Going beyond Deleuze’s heavily theorized notion of territorialization, particularly in geography circles, this paper uses the notion of territorialization to argue that the same dynamics giving rise to geographic territorializations, are spatially manifest within individual buildings or isolated spaces.
The territorialization of buildings can be observed in notions of ownership and propriety that are motivations to defend a space, place, or building. The motivations to defend suggest that there is some kind of a line between two entities, or more simply, an us and them at play. In some cases the us and them is benign, say one family's space as opposed to another's, but in others such distinctions become hard boundaries between different interest groups. Those interest groups may be denoted in terms of ideological beliefs, the physically weak and strong, different races and cultures, and so on. An explicit example is the use of walls to divide two peoples at war. Where nationalist identity is at stake, such is the case with the Berlin Wall. The current Palestinian Wall can also be described in terms not just of nationalism, but of religious or ideological identity. Still further, buildings themselves can be considered physical manifestations of such territorializations, whether bred in notions of nationalism, religious ideology, or otherwise.

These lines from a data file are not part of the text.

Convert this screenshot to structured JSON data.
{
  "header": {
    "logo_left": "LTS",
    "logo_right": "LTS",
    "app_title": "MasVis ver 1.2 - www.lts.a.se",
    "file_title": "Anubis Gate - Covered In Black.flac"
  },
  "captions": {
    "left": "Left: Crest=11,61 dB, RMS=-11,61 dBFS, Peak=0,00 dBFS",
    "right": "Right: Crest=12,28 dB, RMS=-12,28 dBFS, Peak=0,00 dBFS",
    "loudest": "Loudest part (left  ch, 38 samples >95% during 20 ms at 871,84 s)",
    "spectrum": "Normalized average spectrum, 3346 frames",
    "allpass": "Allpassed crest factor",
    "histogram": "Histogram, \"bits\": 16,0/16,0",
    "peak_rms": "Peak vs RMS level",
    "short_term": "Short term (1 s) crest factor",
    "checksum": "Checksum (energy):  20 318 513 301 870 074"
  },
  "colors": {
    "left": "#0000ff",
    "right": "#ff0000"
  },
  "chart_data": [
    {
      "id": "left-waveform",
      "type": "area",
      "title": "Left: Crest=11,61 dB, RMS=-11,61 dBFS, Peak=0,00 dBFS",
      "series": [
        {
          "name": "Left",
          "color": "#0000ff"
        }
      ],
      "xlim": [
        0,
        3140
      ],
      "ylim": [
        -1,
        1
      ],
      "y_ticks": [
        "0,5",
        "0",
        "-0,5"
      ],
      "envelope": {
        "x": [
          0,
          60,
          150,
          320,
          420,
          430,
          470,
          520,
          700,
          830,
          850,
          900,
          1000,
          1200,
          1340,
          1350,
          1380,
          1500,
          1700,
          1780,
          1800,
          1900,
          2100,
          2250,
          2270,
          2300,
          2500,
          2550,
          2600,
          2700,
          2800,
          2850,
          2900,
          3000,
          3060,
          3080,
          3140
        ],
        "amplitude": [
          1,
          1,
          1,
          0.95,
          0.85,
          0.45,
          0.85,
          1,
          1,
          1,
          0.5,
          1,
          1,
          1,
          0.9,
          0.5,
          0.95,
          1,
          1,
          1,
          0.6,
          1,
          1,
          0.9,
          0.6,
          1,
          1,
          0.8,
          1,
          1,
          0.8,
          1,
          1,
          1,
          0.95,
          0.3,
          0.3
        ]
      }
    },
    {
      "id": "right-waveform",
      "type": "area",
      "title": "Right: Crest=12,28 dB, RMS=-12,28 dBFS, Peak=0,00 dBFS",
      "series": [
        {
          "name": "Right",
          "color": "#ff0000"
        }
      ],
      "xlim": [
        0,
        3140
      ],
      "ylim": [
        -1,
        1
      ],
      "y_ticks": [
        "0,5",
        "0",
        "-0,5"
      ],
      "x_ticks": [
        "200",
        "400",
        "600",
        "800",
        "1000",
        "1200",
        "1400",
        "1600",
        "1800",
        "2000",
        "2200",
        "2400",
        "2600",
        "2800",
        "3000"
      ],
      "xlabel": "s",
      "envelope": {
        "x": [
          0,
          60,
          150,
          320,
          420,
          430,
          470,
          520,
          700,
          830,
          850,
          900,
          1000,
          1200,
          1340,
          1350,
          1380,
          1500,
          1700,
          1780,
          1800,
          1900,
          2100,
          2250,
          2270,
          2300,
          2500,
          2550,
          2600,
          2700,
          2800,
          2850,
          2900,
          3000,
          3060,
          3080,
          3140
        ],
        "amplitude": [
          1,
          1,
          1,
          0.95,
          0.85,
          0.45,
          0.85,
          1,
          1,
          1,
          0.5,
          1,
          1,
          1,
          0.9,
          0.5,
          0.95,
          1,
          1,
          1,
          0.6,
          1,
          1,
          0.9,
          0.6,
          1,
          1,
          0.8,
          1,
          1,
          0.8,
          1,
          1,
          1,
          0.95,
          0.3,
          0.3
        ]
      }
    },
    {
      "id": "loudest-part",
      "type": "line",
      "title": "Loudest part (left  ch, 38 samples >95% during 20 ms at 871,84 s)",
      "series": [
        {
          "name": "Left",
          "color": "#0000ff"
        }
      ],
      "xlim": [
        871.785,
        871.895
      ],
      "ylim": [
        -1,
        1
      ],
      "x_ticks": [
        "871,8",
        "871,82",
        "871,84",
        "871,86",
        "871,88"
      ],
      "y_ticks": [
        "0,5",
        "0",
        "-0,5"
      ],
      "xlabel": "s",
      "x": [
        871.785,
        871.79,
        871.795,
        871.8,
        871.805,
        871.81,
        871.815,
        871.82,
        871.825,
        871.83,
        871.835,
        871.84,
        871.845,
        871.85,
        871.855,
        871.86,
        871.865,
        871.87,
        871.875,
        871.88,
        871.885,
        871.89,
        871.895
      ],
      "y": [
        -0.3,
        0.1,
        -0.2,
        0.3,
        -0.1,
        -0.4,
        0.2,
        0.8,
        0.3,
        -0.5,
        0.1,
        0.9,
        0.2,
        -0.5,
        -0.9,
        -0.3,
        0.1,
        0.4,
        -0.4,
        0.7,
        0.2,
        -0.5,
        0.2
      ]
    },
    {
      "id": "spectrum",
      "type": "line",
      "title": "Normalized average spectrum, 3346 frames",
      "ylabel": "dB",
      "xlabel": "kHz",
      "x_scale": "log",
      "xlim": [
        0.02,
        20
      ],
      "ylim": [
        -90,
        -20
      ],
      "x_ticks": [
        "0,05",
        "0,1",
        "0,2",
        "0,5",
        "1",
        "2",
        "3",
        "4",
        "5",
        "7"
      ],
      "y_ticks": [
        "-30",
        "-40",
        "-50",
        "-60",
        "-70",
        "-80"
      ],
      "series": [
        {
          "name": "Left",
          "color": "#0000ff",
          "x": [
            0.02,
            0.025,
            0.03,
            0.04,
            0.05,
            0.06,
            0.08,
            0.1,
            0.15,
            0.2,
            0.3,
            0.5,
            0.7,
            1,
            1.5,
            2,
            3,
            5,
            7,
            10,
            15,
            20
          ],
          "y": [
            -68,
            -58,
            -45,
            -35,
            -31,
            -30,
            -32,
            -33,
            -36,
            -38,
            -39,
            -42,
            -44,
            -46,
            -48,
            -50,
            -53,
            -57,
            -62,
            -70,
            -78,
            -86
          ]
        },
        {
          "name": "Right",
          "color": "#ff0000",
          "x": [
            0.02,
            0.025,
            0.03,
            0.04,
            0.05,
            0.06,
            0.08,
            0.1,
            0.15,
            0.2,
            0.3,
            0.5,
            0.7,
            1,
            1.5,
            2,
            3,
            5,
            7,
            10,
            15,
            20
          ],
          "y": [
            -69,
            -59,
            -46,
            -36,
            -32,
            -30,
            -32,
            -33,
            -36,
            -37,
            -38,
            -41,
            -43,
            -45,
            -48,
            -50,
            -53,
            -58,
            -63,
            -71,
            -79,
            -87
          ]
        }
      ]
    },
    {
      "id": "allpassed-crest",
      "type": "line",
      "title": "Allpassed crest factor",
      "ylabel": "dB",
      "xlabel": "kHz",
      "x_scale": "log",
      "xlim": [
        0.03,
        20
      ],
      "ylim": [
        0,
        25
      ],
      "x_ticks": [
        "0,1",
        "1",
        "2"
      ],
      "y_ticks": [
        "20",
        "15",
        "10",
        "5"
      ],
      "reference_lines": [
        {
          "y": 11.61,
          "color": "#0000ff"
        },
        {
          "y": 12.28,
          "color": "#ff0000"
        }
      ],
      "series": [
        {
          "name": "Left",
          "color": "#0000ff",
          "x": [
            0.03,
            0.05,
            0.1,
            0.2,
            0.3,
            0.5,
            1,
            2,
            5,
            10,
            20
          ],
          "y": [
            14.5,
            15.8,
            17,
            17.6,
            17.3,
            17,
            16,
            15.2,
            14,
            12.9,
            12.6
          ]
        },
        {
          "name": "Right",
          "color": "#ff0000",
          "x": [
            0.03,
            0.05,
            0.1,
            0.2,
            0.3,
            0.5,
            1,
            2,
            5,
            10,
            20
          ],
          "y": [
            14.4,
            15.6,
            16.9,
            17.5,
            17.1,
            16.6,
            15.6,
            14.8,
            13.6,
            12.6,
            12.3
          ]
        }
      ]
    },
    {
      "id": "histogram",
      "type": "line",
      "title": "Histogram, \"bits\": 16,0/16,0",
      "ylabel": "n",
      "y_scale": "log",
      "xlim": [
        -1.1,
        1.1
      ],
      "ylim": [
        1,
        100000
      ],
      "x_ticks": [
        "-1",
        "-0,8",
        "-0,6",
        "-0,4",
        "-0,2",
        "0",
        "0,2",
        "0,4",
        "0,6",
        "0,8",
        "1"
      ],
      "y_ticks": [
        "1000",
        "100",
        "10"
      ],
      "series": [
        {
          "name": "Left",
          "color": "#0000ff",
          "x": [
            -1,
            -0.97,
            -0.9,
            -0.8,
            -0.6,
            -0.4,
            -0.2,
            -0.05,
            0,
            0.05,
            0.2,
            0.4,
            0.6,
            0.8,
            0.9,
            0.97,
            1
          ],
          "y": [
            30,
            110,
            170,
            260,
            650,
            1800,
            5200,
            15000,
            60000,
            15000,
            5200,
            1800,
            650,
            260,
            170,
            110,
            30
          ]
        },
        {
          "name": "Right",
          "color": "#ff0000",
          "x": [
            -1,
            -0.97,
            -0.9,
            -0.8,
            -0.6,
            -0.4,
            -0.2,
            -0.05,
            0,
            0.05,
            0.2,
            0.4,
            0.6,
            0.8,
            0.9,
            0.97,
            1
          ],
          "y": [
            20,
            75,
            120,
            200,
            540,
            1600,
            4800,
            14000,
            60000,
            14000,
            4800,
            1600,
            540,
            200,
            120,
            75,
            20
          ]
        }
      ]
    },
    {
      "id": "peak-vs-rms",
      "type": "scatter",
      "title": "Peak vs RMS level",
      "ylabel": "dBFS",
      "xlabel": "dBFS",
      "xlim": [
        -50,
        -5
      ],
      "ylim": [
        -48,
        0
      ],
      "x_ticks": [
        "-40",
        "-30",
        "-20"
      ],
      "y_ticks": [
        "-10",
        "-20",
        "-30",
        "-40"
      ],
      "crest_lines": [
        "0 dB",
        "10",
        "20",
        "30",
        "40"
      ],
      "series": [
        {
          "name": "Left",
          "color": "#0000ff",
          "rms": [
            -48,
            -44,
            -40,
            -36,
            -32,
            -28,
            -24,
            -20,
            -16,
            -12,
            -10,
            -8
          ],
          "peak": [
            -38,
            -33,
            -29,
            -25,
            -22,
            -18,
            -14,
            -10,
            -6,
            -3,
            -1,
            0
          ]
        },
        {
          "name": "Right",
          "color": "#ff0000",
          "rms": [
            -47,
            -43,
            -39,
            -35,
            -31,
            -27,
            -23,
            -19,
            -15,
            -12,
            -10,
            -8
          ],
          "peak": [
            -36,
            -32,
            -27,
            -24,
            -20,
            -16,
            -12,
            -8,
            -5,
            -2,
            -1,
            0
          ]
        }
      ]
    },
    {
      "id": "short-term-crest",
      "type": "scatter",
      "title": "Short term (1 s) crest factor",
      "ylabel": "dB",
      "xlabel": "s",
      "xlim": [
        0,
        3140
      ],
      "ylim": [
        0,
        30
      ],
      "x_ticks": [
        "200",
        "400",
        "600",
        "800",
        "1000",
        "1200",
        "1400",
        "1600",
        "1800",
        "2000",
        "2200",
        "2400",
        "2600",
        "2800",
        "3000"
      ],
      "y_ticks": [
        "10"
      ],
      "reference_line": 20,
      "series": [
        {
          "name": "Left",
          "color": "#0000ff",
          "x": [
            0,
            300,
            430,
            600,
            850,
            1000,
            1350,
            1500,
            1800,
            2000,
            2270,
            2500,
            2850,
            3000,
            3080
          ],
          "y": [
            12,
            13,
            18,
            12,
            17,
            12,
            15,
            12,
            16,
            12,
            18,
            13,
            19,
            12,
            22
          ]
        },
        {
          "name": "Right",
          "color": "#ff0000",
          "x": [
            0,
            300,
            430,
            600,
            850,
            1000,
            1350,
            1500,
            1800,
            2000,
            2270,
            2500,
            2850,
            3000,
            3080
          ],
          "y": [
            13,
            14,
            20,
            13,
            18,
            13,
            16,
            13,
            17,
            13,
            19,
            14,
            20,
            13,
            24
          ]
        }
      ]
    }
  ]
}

Of interest to this paper is that such boundaries play a role in collective notions of identity, such as a nation, ideology, culture, and so on. Looking to Wittgenstein’s axiom - meaning is use - it is further argued that the territories exhibited by individual buildings serve a broader purpose. The use these spaces serve give meaning, and provide the foundation for a way of life, which one could similarly describe as a cultural, religious, ethnic identity. In order to explore concretely the claim that buildings can be territorialized, the notion of threshold as discussed in Palasma’s writing on building is examined through the norms of building composition and programming. Northern Ireland's Belfast will serve as a case study.
References:
Hillier, B; (2007) Space is the machine: a configurational theory of architecture.
Deleuze, G; (1968) Difference and Repetition.
Newman, O; (1976) Defensible Space; Crime Prevention Through Urban Design.
Wimmer, A. and Glick Schiller, N. (2002), Methodological nationalism and beyond: nation–state building, migration and the social sciences. Global Networks, 2: 301–334. doi:10.1111/1471-0374.00043
Wittgenstein, L; (1951) Philosophical Investigations.